- Oliver Scott
- Born: Oliver Christopher Anderson Scott 6 November 1922
- Died: 4 November 2016 (aged 93)
- Education: Charterhouse School; King's College, Cambridge; St Thomas' Hospital;
- Known for: Oxygen effect
- Spouse: Phoebe-Anne Tolhurst
- Children: Christopher, Hermione and Camilla;
- Parents: Samuel Haslam Scott (father); Nancy Anderson (mother);
- Awards: Honorary Fellowship in the British Institute of Radiology
- Scientific career
- Fields: Radiobiology
- Workplaces: Provincial Insurance Company; Hammersmith Hospital; Gray Laboratory; Royal Society of Medicine; President of the Royal Society of Medicine (Oncology);

= Oliver Scott =

English radiobiologist (1922–2016)

Sir Oliver Christopher Anderson Scott FRCR, MRCS, MB BChir, LRCP, 3rd Baronet Scott Of Yews (6 November 1922 - 4 November 2016) was a radiobiologist and philanthropist who worked with LH Gray and on Gray's death became the second director of the Gray Laboratory.

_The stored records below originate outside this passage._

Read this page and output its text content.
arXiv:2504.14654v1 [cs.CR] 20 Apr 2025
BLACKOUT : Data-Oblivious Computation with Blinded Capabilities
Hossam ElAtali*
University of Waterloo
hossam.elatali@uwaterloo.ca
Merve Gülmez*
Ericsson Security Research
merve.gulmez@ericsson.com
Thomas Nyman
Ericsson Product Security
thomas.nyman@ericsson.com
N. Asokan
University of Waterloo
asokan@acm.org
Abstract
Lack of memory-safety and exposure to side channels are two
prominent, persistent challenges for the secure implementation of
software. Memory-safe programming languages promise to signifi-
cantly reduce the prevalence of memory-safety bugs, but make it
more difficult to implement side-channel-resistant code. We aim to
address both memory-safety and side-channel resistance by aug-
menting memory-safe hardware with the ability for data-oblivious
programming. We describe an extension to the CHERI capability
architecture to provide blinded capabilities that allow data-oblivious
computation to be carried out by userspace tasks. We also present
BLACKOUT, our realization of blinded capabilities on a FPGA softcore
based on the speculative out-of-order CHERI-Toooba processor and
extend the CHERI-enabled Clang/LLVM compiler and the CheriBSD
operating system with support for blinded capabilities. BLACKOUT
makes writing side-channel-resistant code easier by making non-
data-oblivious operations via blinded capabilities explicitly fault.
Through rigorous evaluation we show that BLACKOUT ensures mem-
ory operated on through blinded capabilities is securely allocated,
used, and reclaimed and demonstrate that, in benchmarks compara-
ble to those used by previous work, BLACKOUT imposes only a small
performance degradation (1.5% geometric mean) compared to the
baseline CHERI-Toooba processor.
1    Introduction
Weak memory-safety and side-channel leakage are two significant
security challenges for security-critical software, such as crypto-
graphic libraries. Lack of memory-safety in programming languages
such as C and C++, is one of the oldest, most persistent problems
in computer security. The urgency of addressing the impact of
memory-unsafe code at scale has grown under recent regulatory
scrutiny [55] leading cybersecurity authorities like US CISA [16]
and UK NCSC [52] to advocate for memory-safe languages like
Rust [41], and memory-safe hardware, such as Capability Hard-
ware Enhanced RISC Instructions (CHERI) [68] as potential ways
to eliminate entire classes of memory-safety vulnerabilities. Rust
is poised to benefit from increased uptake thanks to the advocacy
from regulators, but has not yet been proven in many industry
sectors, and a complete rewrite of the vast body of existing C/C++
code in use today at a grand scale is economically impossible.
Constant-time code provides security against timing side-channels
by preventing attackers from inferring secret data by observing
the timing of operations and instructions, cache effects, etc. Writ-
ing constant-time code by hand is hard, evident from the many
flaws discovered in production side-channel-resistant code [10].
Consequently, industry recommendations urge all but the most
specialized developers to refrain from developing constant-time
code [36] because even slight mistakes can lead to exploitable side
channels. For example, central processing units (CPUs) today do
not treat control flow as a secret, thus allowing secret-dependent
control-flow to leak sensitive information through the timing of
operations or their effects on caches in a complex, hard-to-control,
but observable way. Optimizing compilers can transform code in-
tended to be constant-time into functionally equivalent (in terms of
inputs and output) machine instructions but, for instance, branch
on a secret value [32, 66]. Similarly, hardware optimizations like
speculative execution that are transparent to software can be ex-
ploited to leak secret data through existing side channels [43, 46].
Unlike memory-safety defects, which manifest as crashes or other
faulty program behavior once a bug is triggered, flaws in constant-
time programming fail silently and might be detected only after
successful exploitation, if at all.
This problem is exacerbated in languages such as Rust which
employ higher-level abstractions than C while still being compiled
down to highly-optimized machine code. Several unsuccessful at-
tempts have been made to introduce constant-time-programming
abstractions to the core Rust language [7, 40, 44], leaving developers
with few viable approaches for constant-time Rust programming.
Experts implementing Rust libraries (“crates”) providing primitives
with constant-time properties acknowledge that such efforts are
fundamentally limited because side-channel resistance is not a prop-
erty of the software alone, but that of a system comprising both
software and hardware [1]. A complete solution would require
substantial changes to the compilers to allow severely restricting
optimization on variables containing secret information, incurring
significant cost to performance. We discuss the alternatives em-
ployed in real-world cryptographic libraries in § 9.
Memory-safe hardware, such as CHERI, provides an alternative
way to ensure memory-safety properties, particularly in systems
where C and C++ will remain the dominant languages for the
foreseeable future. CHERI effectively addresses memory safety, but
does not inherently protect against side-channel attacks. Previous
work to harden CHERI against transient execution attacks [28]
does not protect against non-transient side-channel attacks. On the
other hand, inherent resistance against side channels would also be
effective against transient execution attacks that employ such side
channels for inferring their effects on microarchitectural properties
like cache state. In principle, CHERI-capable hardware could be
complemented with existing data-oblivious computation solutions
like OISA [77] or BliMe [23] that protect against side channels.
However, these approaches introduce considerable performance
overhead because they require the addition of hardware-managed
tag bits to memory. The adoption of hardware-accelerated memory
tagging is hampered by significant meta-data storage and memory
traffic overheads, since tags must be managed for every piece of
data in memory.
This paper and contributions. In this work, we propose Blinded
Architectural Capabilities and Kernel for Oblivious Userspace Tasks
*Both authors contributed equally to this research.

He became in line for the 3rd Baronet Scott on the death of his brother, James Philip Edmund Scott (born 13 August 1915, died in Libya 31 May 1942)

In 1991 the main building of the Cancer Research Campaign Gray Laboratory was named the Oliver Scott Building.

==Education==
Educated at Charterhouse School, Oliver read natural sciences at King's College Cambridge, joined the
MRCS and MB BChir 1946 University of Cambridge, LRCP and qualified as a radiologist at St Thomas's Hospital in 1946.

==Career==
- HMS Dolphin (1947 - 1949)
- Director of the Provincial Insurance Company (1955 - 1964)
- Director of Gray Lab (1965 - 1969),
- President of the oncology section of the Royal Society of Medicine (1987–88)

==Research==
Oliver Scott was best known for his research on the oxygen effect in radiotherapy.

Oliver Scott provided anonymous funding to the British Empire Cancer Campaign to establish a Radiobiological Research Laboratory with Hal Gray as the first director.